What are template literal types in TypeScript?

💡 Hint: Type-level string interpolation — `${"Type"}` creates new string literal types from existing ones

Template literal types extend string literal types using template literal syntax to create new string types programmatically.

// Basic template literal type
type Greeting = `Hello, ${string}!`;
// Matches any string like "Hello, World!" "Hello, Alice!" etc.

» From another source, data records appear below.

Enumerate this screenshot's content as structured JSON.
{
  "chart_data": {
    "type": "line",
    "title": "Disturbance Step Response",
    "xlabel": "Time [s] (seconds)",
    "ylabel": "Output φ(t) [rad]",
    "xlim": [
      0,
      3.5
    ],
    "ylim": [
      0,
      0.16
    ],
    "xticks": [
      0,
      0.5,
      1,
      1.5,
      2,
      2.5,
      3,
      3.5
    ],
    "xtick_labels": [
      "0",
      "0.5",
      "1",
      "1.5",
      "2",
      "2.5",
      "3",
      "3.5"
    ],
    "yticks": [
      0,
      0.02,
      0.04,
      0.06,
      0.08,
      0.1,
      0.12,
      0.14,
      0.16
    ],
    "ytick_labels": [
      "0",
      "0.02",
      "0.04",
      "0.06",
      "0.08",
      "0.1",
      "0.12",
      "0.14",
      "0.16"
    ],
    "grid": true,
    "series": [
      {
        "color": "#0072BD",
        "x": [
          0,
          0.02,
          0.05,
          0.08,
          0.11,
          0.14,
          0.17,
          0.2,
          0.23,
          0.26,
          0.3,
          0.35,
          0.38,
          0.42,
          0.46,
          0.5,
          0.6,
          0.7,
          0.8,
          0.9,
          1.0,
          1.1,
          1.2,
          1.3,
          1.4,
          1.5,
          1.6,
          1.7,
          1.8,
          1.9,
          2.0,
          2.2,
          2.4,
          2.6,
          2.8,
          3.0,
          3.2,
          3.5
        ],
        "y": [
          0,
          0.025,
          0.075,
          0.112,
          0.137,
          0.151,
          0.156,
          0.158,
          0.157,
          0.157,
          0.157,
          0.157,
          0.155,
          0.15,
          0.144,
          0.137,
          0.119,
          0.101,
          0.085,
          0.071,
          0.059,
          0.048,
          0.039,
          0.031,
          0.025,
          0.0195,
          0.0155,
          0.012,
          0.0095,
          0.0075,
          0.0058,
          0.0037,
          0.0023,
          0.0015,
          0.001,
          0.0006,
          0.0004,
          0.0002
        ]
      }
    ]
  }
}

type EventName = 'click' | 'focus' | 'blur';
type HandlerName = `on${Capitalize<EventName>}`;
// 'onClick' | 'onFocus' | 'onBlur'

// Distribution — template distributes over union members
type CSSProperty = 'margin' | 'padding';
type CSSDirectional = `${CSSProperty}-${'top' | 'right' | 'bottom' | 'left'}`;
// 'margin-top' | 'margin-right' | ... | 'padding-left' (8 combinations)

Practical patterns:

// Event emitter type-safe API
type EventMap = { 'user:login': User; 'user:logout': void; 'data:update': Data };

type EventEmitter = {
  on<K extends keyof EventMap>(event: K, handler: (data: EventMap[K]) => void): void;
  emit<K extends keyof EventMap>(...args: EventMap[K] extends void ? [K] : [K, EventMap[K]]): void;
};

// Building getter/setter pairs
type Accessors<T> = {
  [K in keyof T as `get${Capitalize<string & K>}`]: () => T[K];
} & {
  [K in keyof T as `set${Capitalize<string & K>}`]: (val: T[K]) => void;
};

// Route param extraction
type RouteParams<T extends string> =
  T extends `${infer _Start}:${infer Param}/${infer Rest}`
    ? Param | RouteParams<`/${Rest}`>
    : T extends `${infer _Start}:${infer Param}`
    ? Param
    : never;

type Params = RouteParams<'/users/:id/posts/:postId'>;
// 'id' | 'postId'
💡 Template literal types + mapped types + infer can parse and transform string types at compile time. This powers popular libraries like tRPC and Prisma to provide end-to-end type safety from strings.